A closure that was later extended to other municipalities in Hubei and that in Huanggang itself is total since the authorities have prohibited its residents from leaving their homes and only one person from each household can go out to buy food once every two days.

You can only leave to receive medical treatment, to carry out epidemic prevention and control work or to work in supermarkets and pharmacies.

Control of the dead

The Chinese health authorities are not only exercising control of the citizens, whom they recommend leaving as little as possible from home but also today an action protocol was published with those killed by the disease.

They cannot be buried where their relatives want or have a farewell ceremony but must be cremated at a designated funeral home and near where they are.

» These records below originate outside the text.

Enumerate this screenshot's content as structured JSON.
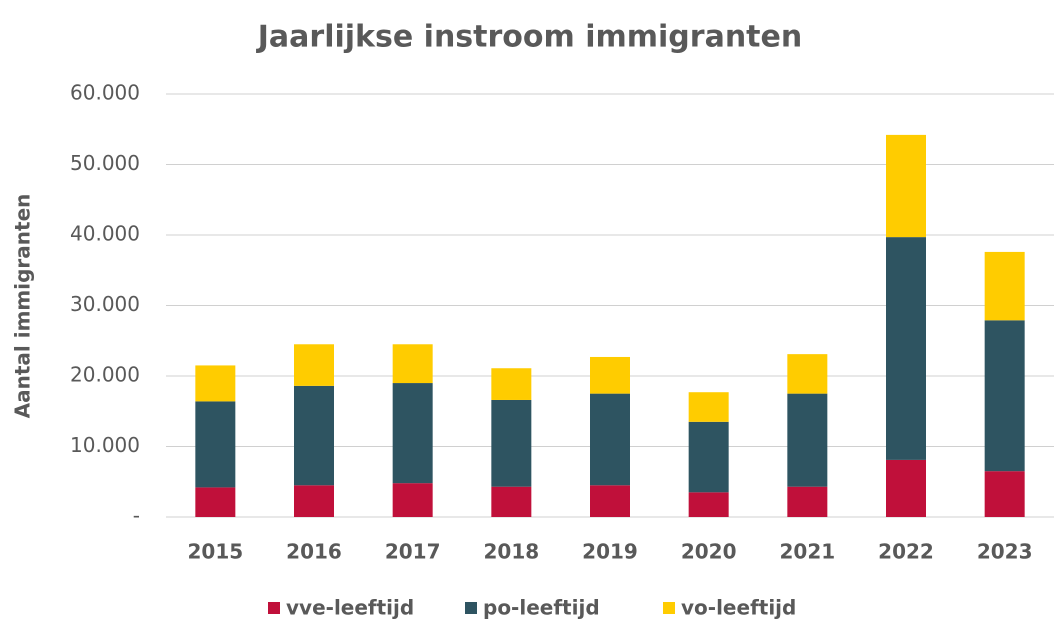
{
  "chart_data": {
    "type": "stacked_bar",
    "title": "Jaarlijkse instroom immigranten",
    "y_label": "Aantal immigranten",
    "categories": [
      "2015",
      "2016",
      "2017",
      "2018",
      "2019",
      "2020",
      "2021",
      "2022",
      "2023"
    ],
    "series": [
      {
        "name": "vve-leeftijd",
        "color": "#c0103a",
        "values": [
          4200,
          4500,
          4800,
          4300,
          4500,
          3500,
          4300,
          8100,
          6500
        ]
      },
      {
        "name": "po-leeftijd",
        "color": "#2e5461",
        "values": [
          12200,
          14100,
          14200,
          12300,
          13000,
          10000,
          13200,
          31600,
          21400
        ]
      },
      {
        "name": "vo-leeftijd",
        "color": "#ffcc00",
        "values": [
          5100,
          5900,
          5500,
          4500,
          5200,
          4200,
          5600,
          14500,
          9700
        ]
      }
    ],
    "ylim": [
      0,
      60000
    ],
    "yticks": [
      {
        "value": 0,
        "label": "-"
      },
      {
        "value": 10000,
        "label": "10.000"
      },
      {
        "value": 20000,
        "label": "20.000"
      },
      {
        "value": 30000,
        "label": "30.000"
      },
      {
        "value": 40000,
        "label": "40.000"
      },
      {
        "value": 50000,
        "label": "50.000"
      },
      {
        "value": 60000,
        "label": "60.000"
      }
    ],
    "grid": true,
    "legend": "bottom"
  }
}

They will not be transported between different regions and will not be preserved by burial or other means says a protocol issued by the National Health Commission, the Ministry of Civil Affairs and the Minister of Public Security.

Funeral traditions such as farewell ceremonies are prohibited and the bodies must be disinfected and placed in a bag sealed by medical workers and cannot be opened after sealing.

Until now all the deceased had occurred in China, where 99% of the infected people are also, but today it was confirmed that a man of Chinese nationality died on Saturday in the Philippines, where he had traveled from Wuhan.

Advances in research

All this while experts and researchers reveal some discoveries about the disease, such as the fact that it could spread through the digestive system.

This is believed by a group of Chinese researchers from the Renmin Hospital of Wuhan University and the Wuhan Institute of Virology, who found viral nucleic acids in the feces and rectal swabs of the patients after they noticed that the initial symptom of some patients infected with the coronavirus was just diarrhea, rather than fever.

In another of the investigations, the expert of the department of respiratory medicine of the Children’s Hospital of Zhejiang University, Chen Zhimin, warned that there is a potential risk of mother-to-child transmission so that if a pregnant mother becomes sick her newborn baby also run the risk of becoming infected.

The danger is high since the immune system and respiratory tract of neonates is not as mature as that of adults, the expert warns.